Plutarch. Moralia, Vol. V. Babbitt, Frank Cole, translator. Cambridge, MA: Harvard University Press; London: William Heinemann Ltd., 1936 (printing).

Then again, they depict Osiris by means of an eye and a sceptre,[*](Cf. 354 f, supra.) the one of which indicates forethought and the other power, much as Homer[*](Homer, Iliad, viii. 22.) in

calling the Lord and King of all Zeus supreme and counsellor appears by supreme to signify his prowess and by counsellor his careful planning and thoughtfulness. They also often depict this god by means of a hawk; for this bird is surpassing in the keenness of its vision and the swiftness of its flight, and is wont to support itself with the minimum amount of food. It is said also in flying over the earth to cast dust upon the eyes of unburied dead[*](Cf. Aelian, De Natura Animalium, ii. 42, and Porphyry, De Abstinentia, iv. 9.); and whenever it settles down beside the river to drink it raises its feather upright, and after it has drunk it lets this sink down again, by which it is plain that the bird is safe and has escaped the crocodile,[*](Ibid. x. 24.) for if it be seized, the feather remains fixed upright as it was at the beginning.

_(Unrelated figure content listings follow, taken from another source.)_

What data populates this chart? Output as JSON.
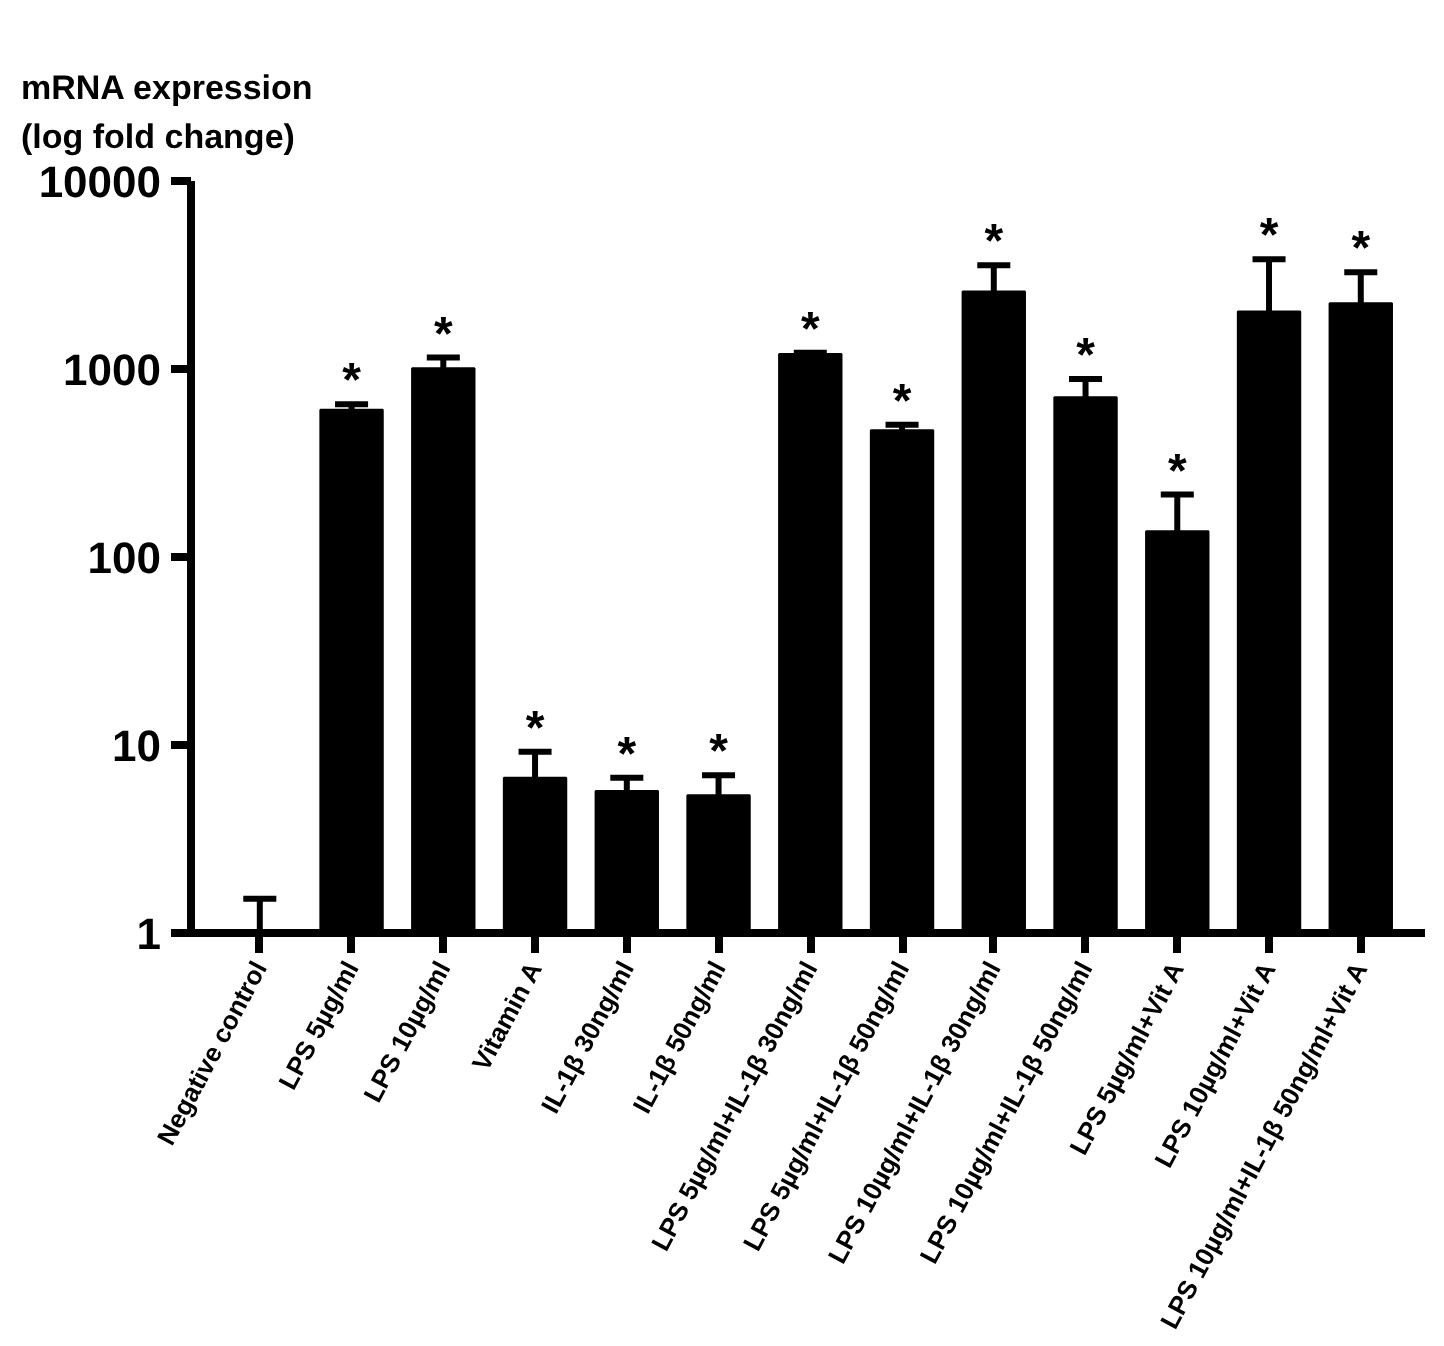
{
  "chart_data": {
    "type": "bar",
    "ylabel": "mRNA expression\n(log fold change)",
    "categories": [
      "Negative control",
      "LPS 5µg/ml",
      "LPS 10µg/ml",
      "Vitamin A",
      "IL-1β 30ng/ml",
      "IL-1β 50ng/ml",
      "LPS 5µg/ml+IL-1β 30ng/ml",
      "LPS 5µg/ml+IL-1β 50ng/ml",
      "LPS 10µg/ml+IL-1β 30ng/ml",
      "LPS 10µg/ml+IL-1β 50ng/ml",
      "LPS 5µg/ml+Vit A",
      "LPS 10µg/ml+Vit A",
      "LPS 10µg/ml+IL-1β 50ng/ml+Vit A"
    ],
    "values": [
      1.03,
      608,
      1010,
      6.7,
      5.7,
      5.4,
      1200,
      472,
      2580,
      707,
      137,
      2020,
      2240
    ],
    "errors": [
      [
        1.03,
        1.52
      ],
      [
        608,
        650
      ],
      [
        1010,
        1150
      ],
      [
        6.7,
        9.2
      ],
      [
        5.7,
        6.7
      ],
      [
        5.4,
        6.9
      ],
      [
        1200,
        1220
      ],
      [
        472,
        505
      ],
      [
        2580,
        3560
      ],
      [
        707,
        886
      ],
      [
        137,
        215
      ],
      [
        2020,
        3830
      ],
      [
        2240,
        3270
      ]
    ],
    "color": "#000000",
    "log": true,
    "ylim": [
      1,
      10000
    ],
    "yticks": [
      1,
      10,
      100,
      1000,
      10000
    ],
    "grid": false,
    "annotations": [
      {
        "text": "*",
        "x": "LPS 5µg/ml",
        "y": 608
      },
      {
        "text": "*",
        "x": "LPS 10µg/ml",
        "y": 1010
      },
      {
        "text": "*",
        "x": "Vitamin A",
        "y": 6.7
      },
      {
        "text": "*",
        "x": "IL-1β 30ng/ml",
        "y": 5.7
      },
      {
        "text": "*",
        "x": "IL-1β 50ng/ml",
        "y": 5.4
      },
      {
        "text": "*",
        "x": "LPS 5µg/ml+IL-1β 30ng/ml",
        "y": 1200
      },
      {
        "text": "*",
        "x": "LPS 5µg/ml+IL-1β 50ng/ml",
        "y": 472
      },
      {
        "text": "*",
        "x": "LPS 10µg/ml+IL-1β 30ng/ml",
        "y": 2580
      },
      {
        "text": "*",
        "x": "LPS 10µg/ml+IL-1β 50ng/ml",
        "y": 707
      },
      {
        "text": "*",
        "x": "LPS 5µg/ml+Vit A",
        "y": 137
      },
      {
        "text": "*",
        "x": "LPS 10µg/ml+Vit A",
        "y": 2020
      },
      {
        "text": "*",
        "x": "LPS 10µg/ml+IL-1β 50ng/ml+Vit A",
        "y": 2240
      }
    ]
  }
}
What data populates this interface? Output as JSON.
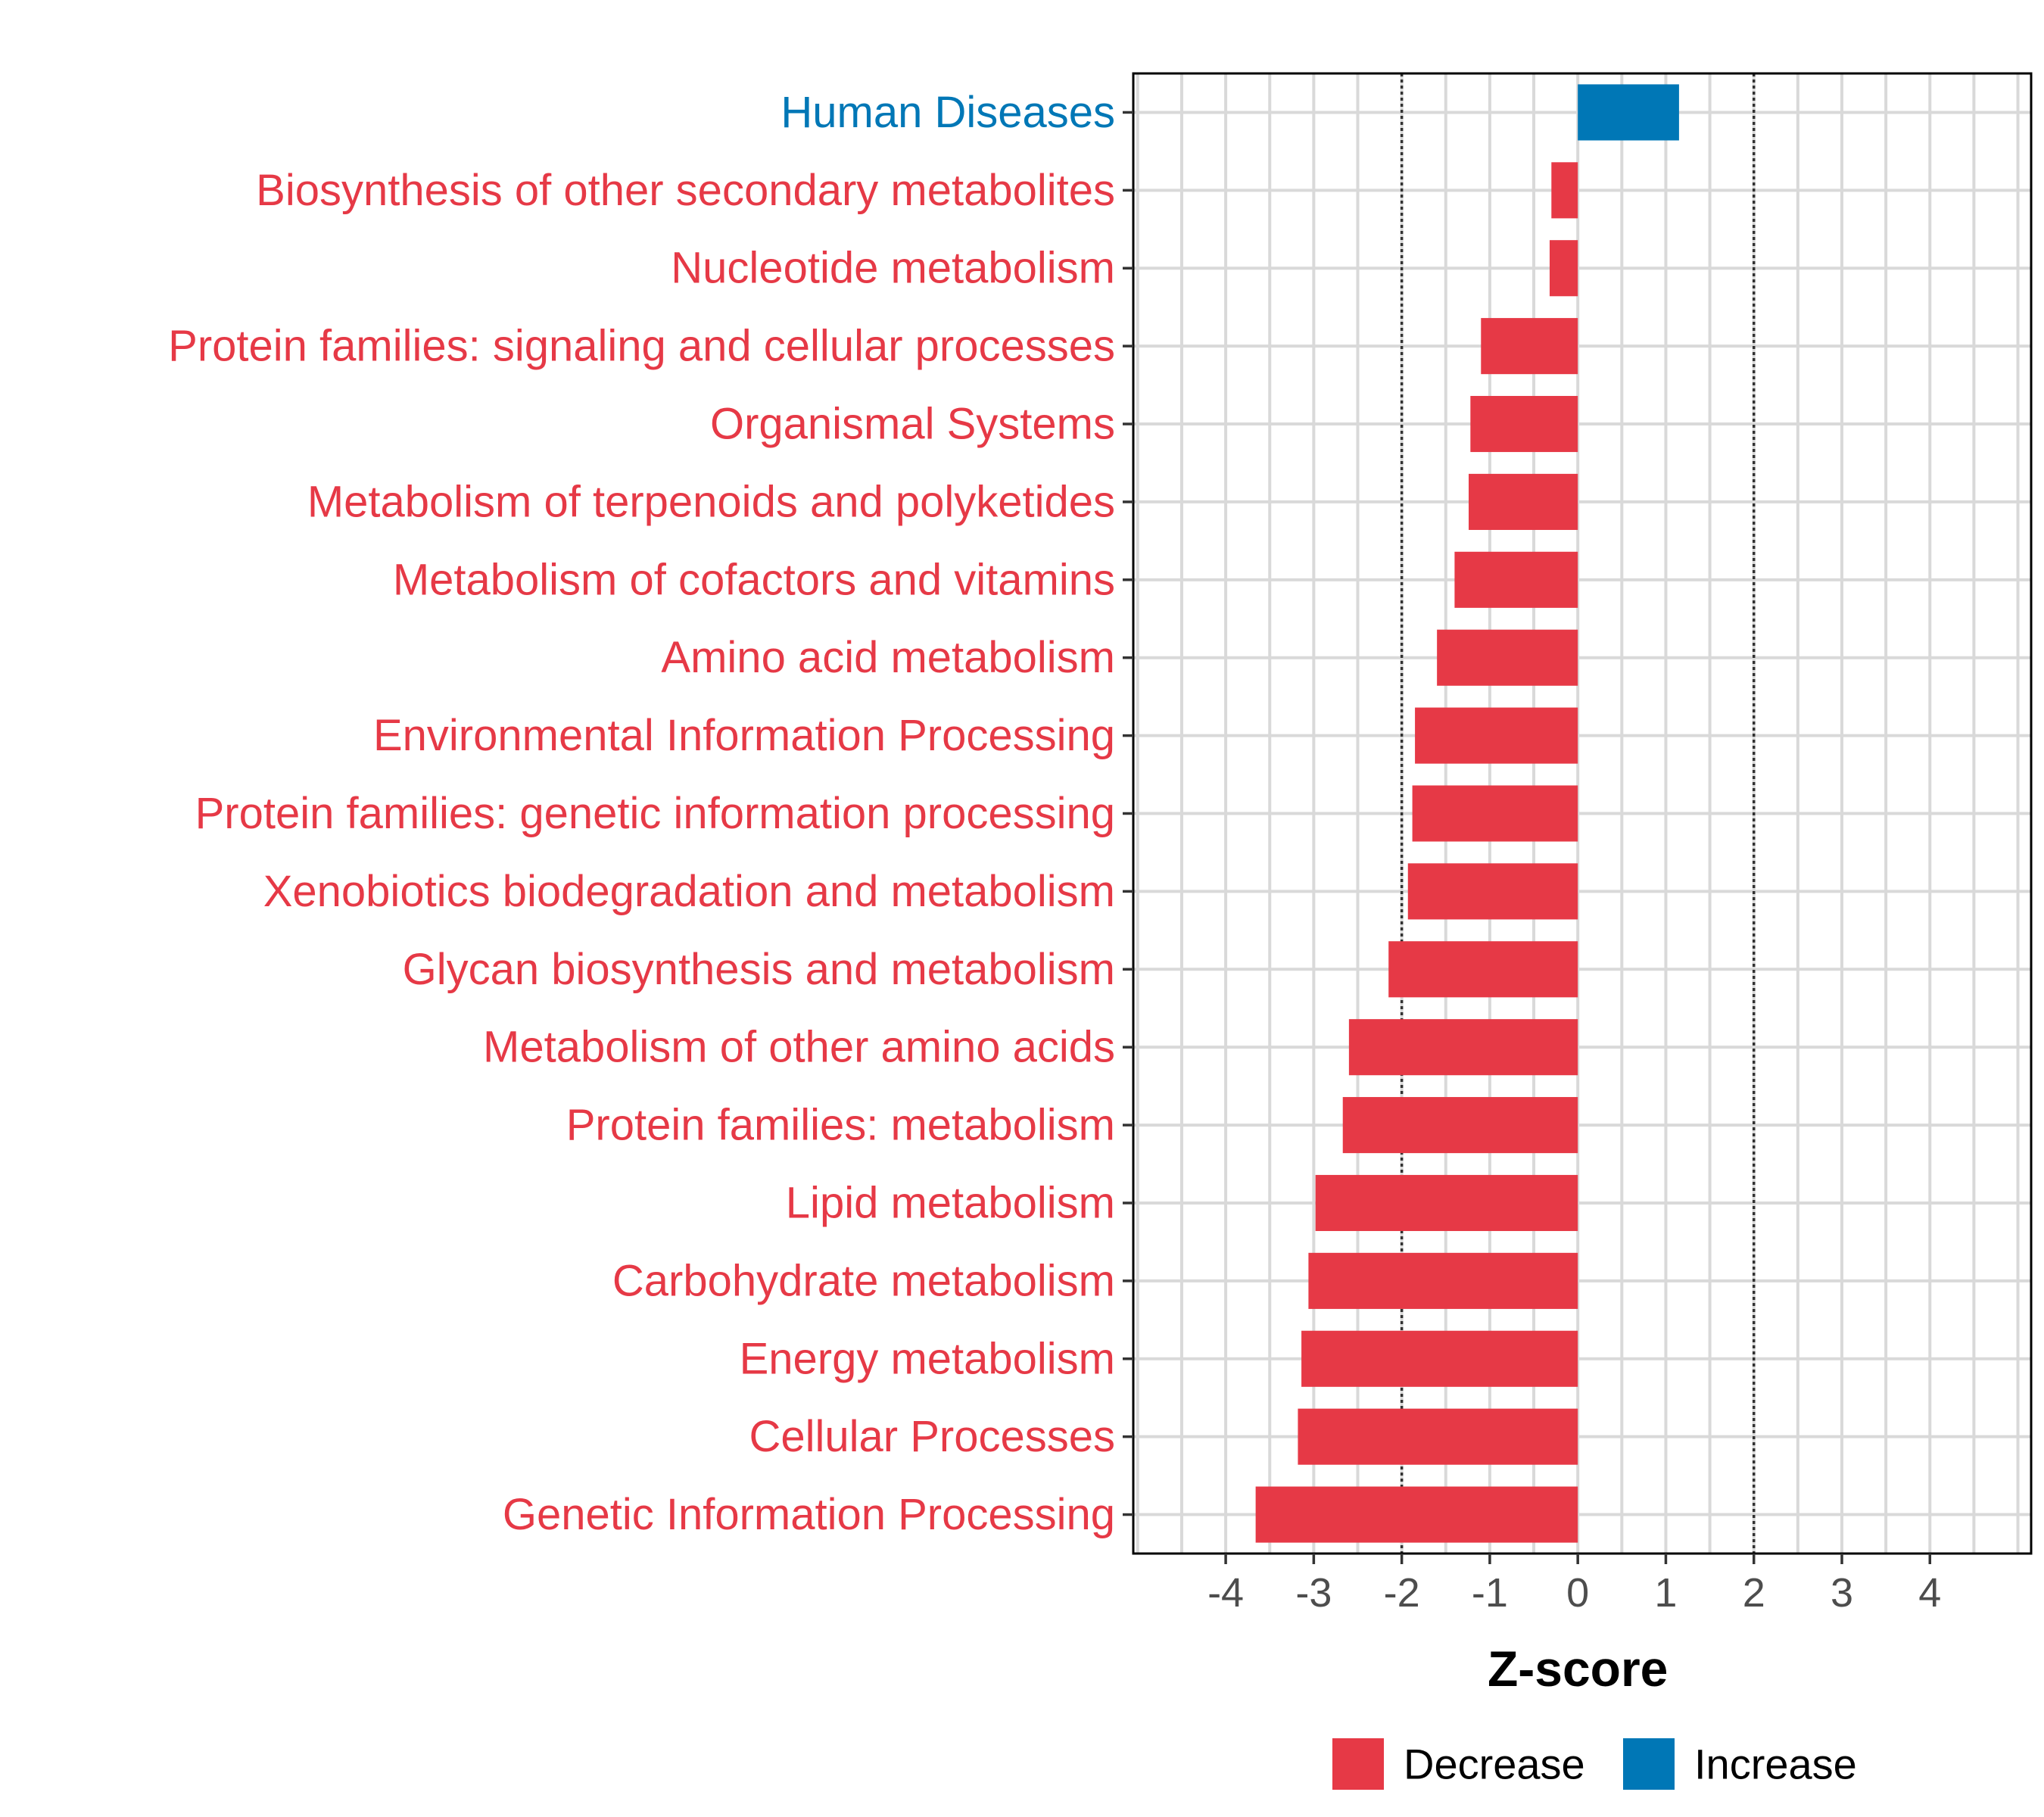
{
  "chart_data": {
    "type": "bar",
    "orientation": "horizontal",
    "title": "",
    "xlabel": "Z-score",
    "ylabel": "",
    "xlim": [
      -5.05,
      5.15
    ],
    "xticks": [
      -4,
      -3,
      -2,
      -1,
      0,
      1,
      2,
      3,
      4
    ],
    "xtick_labels": [
      "-4",
      "-3",
      "-2",
      "-1",
      "0",
      "1",
      "2",
      "3",
      "4"
    ],
    "reference_lines": [
      -2,
      2
    ],
    "grid": true,
    "legend_position": "bottom",
    "categories": [
      "Human Diseases",
      "Biosynthesis of other secondary metabolites",
      "Nucleotide metabolism",
      "Protein families: signaling and cellular processes",
      "Organismal Systems",
      "Metabolism of terpenoids and polyketides",
      "Metabolism of cofactors and vitamins",
      "Amino acid metabolism",
      "Environmental Information Processing",
      "Protein families: genetic information processing",
      "Xenobiotics biodegradation and metabolism",
      "Glycan biosynthesis and metabolism",
      "Metabolism of other amino acids",
      "Protein families: metabolism",
      "Lipid metabolism",
      "Carbohydrate metabolism",
      "Energy metabolism",
      "Cellular Processes",
      "Genetic Information Processing"
    ],
    "values": [
      1.15,
      -0.3,
      -0.32,
      -1.1,
      -1.22,
      -1.24,
      -1.4,
      -1.6,
      -1.85,
      -1.88,
      -1.93,
      -2.15,
      -2.6,
      -2.67,
      -2.98,
      -3.06,
      -3.14,
      -3.18,
      -3.66
    ],
    "groups": [
      "Increase",
      "Decrease",
      "Decrease",
      "Decrease",
      "Decrease",
      "Decrease",
      "Decrease",
      "Decrease",
      "Decrease",
      "Decrease",
      "Decrease",
      "Decrease",
      "Decrease",
      "Decrease",
      "Decrease",
      "Decrease",
      "Decrease",
      "Decrease",
      "Decrease"
    ],
    "legend": [
      {
        "label": "Decrease",
        "color": "#e63946"
      },
      {
        "label": "Increase",
        "color": "#0077b6"
      }
    ]
  }
}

Everywhere they point out statues of Osiris in human form of the ithyphallic type, on account of his creative and fostering power[*](Cf. 365 b, supra.); and they clothe his statues in a flame-coloured garment, since they regard the body of the Sun as a visible manifestation of the perceptible substance of the power for good.[*](Cf. 393 d and 477 c, infra.) Therefore it is only right and fair to contemn those who assign the orb of the Sun to Typhon,[*](Cf. 372 e, infra.) to whom there attaches nothing bright or of a conserving nature, no order nor generation nor movement possessed of moderation or reason, but everything the reverse; moreover, the drought,[*](Cf. 367 d, supra.) by which he destroys many of the living creatures and growing plants, is not to be set down as the work of the Sun, but rather as due to the fact that the winds and waters in the earth and the air are not seasonably tempered when

the principle of the disorderly and unlimited power gets out of hand and quenches the exhalations.[*](Cf. 369 a, supra.)